Bring back the sun

Jul 21, 2008 20:56

I find myself in a deja-vu situation, the "repeat" button being held down on the playback of my life's events.  My days - my nights - my thoughts - my secret hopes - seem exactly the same as they were in twelth grade.  I flip through the pages of my spunky - looking blue journal and can almost see myself as I am now.  It's like I've immortalized those feelings by putting them to paper.  How did I let this happen again?  Didn't I grow up at all these past two years?  I had to have.  I've got to be different; the way I see things, the things I want, and the things I know I need... 
I'm certain that I've changed.  Because, even though the situation may be similar, the person, the "me" going through them is different.  The words might be the same, or at least seem that way, but they aren't.
When I bought my baby blue journal with the cutesy dancing animals all over it from Borders, I immediately turned to the first page and wrote - scratched, rather - in dark black pen "Chase the Horizon."  It became my mantra, my personal motto - my reminder to keep looking forward and to never give up on anything.

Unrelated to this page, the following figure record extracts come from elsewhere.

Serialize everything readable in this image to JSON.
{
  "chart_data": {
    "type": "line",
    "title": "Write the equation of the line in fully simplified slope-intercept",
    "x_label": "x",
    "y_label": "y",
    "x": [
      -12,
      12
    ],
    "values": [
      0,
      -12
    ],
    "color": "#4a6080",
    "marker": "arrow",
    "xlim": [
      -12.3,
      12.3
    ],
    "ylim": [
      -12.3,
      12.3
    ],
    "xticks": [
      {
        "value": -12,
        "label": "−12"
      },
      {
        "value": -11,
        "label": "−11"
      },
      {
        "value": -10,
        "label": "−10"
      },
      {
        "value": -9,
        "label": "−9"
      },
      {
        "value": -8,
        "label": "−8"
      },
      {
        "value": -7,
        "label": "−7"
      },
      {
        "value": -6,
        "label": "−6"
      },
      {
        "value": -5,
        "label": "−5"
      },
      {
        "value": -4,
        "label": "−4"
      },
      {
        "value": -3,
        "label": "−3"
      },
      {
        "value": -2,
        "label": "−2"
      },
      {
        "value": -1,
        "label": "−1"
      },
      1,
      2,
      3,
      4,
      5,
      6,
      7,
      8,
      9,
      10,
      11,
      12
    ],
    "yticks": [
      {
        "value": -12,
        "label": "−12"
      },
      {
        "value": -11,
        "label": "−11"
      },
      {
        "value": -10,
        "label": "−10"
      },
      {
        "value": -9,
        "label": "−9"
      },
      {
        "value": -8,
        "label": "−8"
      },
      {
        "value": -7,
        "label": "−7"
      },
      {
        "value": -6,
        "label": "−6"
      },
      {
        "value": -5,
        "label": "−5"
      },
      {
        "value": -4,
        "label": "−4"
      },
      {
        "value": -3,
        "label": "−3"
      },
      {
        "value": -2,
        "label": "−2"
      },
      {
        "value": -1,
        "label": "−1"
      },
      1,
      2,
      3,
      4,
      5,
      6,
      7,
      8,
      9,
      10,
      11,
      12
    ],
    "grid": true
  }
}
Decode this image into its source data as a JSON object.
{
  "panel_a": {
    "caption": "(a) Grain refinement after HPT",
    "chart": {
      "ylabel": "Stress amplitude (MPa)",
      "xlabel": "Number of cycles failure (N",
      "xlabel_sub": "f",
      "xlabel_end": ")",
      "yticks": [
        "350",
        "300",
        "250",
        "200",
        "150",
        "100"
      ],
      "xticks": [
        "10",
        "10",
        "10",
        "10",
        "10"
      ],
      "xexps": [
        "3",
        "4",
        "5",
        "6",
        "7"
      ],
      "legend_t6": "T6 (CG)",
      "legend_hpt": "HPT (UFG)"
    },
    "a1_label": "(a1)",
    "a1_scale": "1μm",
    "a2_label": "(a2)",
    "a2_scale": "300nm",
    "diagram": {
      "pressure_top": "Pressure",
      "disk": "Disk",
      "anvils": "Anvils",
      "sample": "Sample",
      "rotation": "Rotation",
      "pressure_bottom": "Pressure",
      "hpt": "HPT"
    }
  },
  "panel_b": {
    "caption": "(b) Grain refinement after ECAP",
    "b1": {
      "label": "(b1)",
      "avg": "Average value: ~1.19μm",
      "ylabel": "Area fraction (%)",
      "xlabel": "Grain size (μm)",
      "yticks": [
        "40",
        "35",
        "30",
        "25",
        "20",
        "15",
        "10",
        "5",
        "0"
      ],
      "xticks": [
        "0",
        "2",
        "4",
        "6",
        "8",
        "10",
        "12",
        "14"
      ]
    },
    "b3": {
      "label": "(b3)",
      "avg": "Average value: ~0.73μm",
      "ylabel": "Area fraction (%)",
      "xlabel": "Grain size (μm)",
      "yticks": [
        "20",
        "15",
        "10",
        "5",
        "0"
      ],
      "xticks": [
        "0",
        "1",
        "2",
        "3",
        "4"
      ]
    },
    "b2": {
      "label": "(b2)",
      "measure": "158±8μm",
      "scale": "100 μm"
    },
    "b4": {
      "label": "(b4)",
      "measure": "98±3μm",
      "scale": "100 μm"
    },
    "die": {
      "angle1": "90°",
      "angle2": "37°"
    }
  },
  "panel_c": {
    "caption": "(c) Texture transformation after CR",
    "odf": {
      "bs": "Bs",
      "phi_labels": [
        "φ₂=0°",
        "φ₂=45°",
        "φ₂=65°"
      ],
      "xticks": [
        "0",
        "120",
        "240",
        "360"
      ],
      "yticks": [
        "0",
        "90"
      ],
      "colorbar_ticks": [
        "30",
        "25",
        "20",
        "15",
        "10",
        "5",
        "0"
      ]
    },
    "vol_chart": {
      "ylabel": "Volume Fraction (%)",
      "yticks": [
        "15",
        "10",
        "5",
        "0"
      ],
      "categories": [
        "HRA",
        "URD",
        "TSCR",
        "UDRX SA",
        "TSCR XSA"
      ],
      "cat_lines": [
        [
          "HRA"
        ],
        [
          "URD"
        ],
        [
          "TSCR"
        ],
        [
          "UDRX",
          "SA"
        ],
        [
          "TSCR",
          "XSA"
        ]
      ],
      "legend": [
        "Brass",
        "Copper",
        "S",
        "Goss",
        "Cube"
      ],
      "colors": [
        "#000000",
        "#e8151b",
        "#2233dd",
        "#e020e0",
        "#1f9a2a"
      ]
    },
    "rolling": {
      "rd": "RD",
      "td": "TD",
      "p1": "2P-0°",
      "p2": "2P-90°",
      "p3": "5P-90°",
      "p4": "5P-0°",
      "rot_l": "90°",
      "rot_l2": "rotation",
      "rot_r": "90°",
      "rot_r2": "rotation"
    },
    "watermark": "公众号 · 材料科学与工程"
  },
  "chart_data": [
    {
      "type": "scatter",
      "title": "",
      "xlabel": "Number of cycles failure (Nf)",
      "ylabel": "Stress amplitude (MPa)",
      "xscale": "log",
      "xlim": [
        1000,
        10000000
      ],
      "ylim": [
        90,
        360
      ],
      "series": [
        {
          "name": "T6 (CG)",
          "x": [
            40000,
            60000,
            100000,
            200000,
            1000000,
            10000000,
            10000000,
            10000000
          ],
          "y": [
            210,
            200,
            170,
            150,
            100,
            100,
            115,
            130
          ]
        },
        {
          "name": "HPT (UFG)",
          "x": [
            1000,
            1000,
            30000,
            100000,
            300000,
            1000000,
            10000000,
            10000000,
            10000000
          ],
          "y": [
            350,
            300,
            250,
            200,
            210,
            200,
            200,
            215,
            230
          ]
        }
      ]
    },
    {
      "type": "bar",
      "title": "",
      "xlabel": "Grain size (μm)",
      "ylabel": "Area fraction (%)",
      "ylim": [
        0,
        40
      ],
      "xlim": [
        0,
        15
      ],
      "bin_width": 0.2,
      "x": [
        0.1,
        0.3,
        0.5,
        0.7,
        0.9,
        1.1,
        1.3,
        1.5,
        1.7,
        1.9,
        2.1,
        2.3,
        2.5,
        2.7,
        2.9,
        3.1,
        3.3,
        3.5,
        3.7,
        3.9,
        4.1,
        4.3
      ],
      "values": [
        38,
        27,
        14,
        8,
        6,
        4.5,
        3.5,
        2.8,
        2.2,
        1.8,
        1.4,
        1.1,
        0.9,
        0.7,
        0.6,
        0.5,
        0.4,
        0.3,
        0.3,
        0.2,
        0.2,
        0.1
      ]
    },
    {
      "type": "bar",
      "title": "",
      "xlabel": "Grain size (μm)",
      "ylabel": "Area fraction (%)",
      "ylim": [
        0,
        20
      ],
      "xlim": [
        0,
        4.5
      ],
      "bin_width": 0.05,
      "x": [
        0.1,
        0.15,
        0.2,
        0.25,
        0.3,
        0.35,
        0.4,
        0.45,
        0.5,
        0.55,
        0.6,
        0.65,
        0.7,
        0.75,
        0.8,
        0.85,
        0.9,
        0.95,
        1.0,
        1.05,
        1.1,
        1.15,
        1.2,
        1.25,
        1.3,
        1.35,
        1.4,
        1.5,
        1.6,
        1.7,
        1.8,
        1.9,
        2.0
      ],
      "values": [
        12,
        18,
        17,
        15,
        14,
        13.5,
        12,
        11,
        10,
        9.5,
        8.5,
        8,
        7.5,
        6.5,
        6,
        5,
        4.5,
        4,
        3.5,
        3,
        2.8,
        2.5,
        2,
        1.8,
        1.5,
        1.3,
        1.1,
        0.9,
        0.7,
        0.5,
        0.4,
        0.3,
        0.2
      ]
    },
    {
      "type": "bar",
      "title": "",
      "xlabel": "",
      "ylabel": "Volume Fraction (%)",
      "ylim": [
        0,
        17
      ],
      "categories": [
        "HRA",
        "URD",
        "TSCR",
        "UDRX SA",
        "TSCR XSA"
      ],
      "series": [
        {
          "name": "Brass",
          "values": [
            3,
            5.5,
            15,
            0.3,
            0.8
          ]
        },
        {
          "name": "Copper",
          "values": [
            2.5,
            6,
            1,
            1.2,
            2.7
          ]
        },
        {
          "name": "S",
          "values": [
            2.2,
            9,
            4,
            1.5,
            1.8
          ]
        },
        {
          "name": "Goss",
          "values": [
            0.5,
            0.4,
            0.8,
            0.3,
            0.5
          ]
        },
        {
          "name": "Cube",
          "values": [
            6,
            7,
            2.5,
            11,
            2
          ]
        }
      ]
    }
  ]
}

It's taken me two years to really understand what I meant by that.  The blue journal is not full of a young girl who chases horizons.  Its pages drip with tears - literal, metaphorical - the words written on every page are nothing but anchors.  Weights, that tied me to the past, and kept me from continuing with my life.  I said I was trying to "chase the horizon," that I wasn't going to give up, but as I turn each page I realize how much of a lie that really was.  I had already given up - given up on getting past that which was dragging me down.  Given up on myself - on any hope of being stronger. 
That's why it's better this time.  The situation might be almost the same, but this time I really AM chasing my horizon.  I'm not rooted to the past, but rather enjoying the now, and curious of the future.  What's going on now is wonderful, and every day I realize how much I dearly want this movie ending I've always dreamed of.  BUT - as much as I love being in the now, I have to think about what lies beyond that horizon.  If more of this is over there, I'm in for a pleasant surprise.  If it's not, I can only guess as to what bit of excitement is waiting for me, and just thinking about either possibilty has lit a new spark in my eyes. 

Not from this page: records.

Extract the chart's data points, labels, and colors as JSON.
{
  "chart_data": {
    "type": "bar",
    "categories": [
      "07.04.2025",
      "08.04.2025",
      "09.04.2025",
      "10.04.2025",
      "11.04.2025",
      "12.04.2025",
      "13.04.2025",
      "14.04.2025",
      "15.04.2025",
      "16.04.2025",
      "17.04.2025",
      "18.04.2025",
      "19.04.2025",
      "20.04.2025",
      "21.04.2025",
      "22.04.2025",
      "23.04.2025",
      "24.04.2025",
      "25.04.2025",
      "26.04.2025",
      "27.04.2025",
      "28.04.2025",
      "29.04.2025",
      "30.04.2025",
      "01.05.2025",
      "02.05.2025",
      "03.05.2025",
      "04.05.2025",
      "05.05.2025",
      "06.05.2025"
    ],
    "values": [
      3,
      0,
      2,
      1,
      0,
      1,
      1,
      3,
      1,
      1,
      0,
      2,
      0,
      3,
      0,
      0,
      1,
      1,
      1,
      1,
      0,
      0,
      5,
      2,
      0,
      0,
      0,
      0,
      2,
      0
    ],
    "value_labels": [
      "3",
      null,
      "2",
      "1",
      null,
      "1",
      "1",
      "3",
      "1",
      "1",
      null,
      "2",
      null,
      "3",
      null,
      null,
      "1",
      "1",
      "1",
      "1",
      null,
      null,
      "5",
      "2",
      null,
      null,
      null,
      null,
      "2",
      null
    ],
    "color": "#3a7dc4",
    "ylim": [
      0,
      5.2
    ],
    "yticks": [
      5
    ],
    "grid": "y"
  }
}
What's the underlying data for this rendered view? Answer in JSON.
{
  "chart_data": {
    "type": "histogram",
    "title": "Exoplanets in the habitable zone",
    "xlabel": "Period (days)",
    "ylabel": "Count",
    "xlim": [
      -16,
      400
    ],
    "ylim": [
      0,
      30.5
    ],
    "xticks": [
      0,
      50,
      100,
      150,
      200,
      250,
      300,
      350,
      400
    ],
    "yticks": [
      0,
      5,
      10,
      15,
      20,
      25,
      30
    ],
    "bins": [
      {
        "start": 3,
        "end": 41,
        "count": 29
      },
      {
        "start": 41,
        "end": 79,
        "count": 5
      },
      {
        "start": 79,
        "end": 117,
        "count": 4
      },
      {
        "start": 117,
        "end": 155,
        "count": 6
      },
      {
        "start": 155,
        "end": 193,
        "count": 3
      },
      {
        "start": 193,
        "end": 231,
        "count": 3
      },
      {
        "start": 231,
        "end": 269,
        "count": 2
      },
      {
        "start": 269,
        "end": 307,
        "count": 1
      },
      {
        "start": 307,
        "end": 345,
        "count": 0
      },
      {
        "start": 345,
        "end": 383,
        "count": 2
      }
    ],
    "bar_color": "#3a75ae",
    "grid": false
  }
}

i like this.  I do.  I don't want it to end, but if it has to, I know that there's something else out there, and I'm okay with that, too.  So, let me write the same words in my new black, flowered journal.  Let it mirror my sentiments from high school, and let my life repeat.  Let me get my hopes up, and if it's what's in store for me, let them be dashed on the rocks of the harsh reality we all eventually have to face.  Then, step back, and let me put everything back together as I continue onward to what's on the other side of that horizon.
I'll be fine.  It will ALL be fine.  I promise.